Die gute Nachricht ist, dass das Schreien in den meisten Fällen eines Tages aufhört, selbst wenn Eltern schon nicht mehr daran glauben. Nur selten dauert das Schreien das ganze erste Lebensjahr und darüber hinaus.

Dieses Phänomen ist für Eltern oft traumatisch, da es für sie in keinster Weise vorauszusehen ist, was das bedeutet. Oft fühlen sich Eltern hilflos, verzweifelt und körperlich erschöpft. Dazu kann eine traumatische Geburtserfahrung oder postpartale Depression sie aus dem Gleichgewicht bringen.

Die Eltern trifft keine Schuld. Sie machen sich oft unnötig Vorwürfe, dass das viele Schreien an ihnen liegt. Das liegt auch daran, dass das Thema sehr schambesetzt ist. Viele interpretieren das Schreien als etwas, was mit ihrer elterlichen Kompetenz zu tun hat. Manche Kinder sind jedoch einfach leichter von ihrer Umgebung irritiert als andere. Oft gibt es viele Gründe und nicht nur einen.

 

Holen Sie sich Unterstützung!

Wichtig ist, nicht zu denken, man müsse das aushalten. Im Gegenteil: Holen Sie sich bitte frühzeitig so viel Unterstützung, wie es geht: aus der Partnerschaft, der Familie oder dem Freundeskreis. Neben den SchreiBabyAmbulanzen gibt es viele andere Anlaufstellen, außerdem Selbsthilfegruppen und Blogs, in denen man sich austauschen kann.

 

Die körperorientierte Krisenbegleitung steht Ihnen zur Seite, wenn:

  • Sie während der Schwangerschaft in eine Krise geraten
  • Sie eine traumatische Geburt erlebt haben
  • Ihr Baby untröstlich weint
  • Ihr Baby Schlaf- oder Stillprobleme hat
  • Sie sich erschöpft / überfordert fühlen
  • Sie keine Muttergefühle entwickeln können
  • Sie eine postpartale Depression haben
  • Ihr Kleinkind sehr unruhig ist / exzessiv trotzt
  • Sie die Bindung zu ihrem Kind stärken möchten

 

Was fehlt meinem Baby?

Es ist nicht immer leicht, zu erahnen, was das Baby braucht. In manchen Momenten scheint es relativ klar, z.B. nachmittags, wenn die Babys am wachsten sind und am meisten von ihrer Umwelt mitkriegen. Mit dieser Flut an Reizen können manche Kinder schlecht umgehen und schreien dann in den Abend hinein. Wenn ein Kind viel schreit, ist es zwar wichtig, dass sich die Eltern kümmern und das Kind nicht sich selbst überlassen (Bindungsstörung!), aber sie müssen auch nicht sofort eingreifen, um dem Kind eine Chance zu geben, sich selbst zu regulieren. Wer unsicher ist oder auch schon Probleme hat kann beispielsweise im SAFE-Kurs oder bei Beratungsstellen durch Feinfühligkeitstraining lernen, sein Baby zu ‚lesen‘.

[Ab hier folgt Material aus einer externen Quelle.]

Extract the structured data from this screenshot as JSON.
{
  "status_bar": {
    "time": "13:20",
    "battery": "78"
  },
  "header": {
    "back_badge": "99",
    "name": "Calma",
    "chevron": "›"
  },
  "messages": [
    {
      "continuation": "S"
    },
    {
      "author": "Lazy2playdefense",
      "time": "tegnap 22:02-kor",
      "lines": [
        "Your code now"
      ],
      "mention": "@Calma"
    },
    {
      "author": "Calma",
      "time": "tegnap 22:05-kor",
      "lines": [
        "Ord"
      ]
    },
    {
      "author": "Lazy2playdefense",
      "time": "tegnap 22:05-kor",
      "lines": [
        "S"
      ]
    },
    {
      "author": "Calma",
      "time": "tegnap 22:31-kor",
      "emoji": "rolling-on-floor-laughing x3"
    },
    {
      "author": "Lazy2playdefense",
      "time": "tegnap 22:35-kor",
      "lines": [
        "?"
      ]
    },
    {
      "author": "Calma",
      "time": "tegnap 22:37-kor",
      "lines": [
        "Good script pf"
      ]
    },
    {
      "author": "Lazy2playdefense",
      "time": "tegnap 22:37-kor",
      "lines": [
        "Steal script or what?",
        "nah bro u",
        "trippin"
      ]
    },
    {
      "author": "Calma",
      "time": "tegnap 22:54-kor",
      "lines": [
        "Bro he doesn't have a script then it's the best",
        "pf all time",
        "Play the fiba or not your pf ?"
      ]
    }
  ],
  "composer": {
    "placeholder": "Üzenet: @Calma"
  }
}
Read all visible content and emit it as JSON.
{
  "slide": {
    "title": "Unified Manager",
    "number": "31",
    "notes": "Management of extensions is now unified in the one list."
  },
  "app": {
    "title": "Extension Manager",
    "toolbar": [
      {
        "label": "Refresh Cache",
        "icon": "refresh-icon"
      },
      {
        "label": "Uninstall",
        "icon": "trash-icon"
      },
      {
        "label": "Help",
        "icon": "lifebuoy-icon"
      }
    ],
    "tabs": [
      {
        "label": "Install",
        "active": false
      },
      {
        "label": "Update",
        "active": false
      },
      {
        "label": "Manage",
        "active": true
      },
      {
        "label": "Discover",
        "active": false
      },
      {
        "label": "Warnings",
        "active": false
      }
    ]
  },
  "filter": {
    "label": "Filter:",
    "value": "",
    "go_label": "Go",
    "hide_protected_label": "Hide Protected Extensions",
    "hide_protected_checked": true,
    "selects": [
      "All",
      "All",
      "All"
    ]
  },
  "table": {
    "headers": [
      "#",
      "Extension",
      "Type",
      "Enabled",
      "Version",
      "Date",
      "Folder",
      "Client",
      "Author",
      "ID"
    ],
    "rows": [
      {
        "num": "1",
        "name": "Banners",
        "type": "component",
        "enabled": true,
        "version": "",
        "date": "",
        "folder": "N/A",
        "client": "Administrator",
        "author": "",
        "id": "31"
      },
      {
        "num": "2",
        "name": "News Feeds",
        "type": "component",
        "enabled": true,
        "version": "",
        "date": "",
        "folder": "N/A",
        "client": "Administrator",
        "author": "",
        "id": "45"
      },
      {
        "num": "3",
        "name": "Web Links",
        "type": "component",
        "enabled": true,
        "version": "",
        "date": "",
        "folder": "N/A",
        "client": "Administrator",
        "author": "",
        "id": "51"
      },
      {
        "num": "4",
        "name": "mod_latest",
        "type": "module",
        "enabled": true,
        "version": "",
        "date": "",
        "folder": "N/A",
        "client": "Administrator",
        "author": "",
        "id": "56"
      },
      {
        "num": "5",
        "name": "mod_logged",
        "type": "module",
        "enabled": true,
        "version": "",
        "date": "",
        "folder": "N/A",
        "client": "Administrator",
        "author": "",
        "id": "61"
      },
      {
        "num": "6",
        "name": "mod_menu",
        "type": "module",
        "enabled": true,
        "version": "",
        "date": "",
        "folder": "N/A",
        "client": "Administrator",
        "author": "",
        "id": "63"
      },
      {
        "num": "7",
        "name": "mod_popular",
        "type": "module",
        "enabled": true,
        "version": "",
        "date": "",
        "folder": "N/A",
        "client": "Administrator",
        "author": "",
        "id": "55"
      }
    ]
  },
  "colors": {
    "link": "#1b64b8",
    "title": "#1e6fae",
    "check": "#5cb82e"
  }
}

Für die gesunde Entwicklung ist ein sicheres und vertrauensvolles auf der Welt ankommen, angenommen werden und behutsames Einleben enorm wichtig. Menschen, die es – mit feinfühliger Hilfe von Bezugspersonen – als Baby oder Kleinkind gelernt haben, aus diesen Situationen selbst wieder herauszukommen (Selbstregulation), zeigen mehr prosoziales und weniger aggressives Verhalten, haben größere Empathiefähigkeiten, sie sind kreativer und ausdauernder bei Leistungsanforderungen, zeigen bessere kognitive Fähigkeiten und mehr Bewältigungsmöglichkeiten in schwierigen Situationen.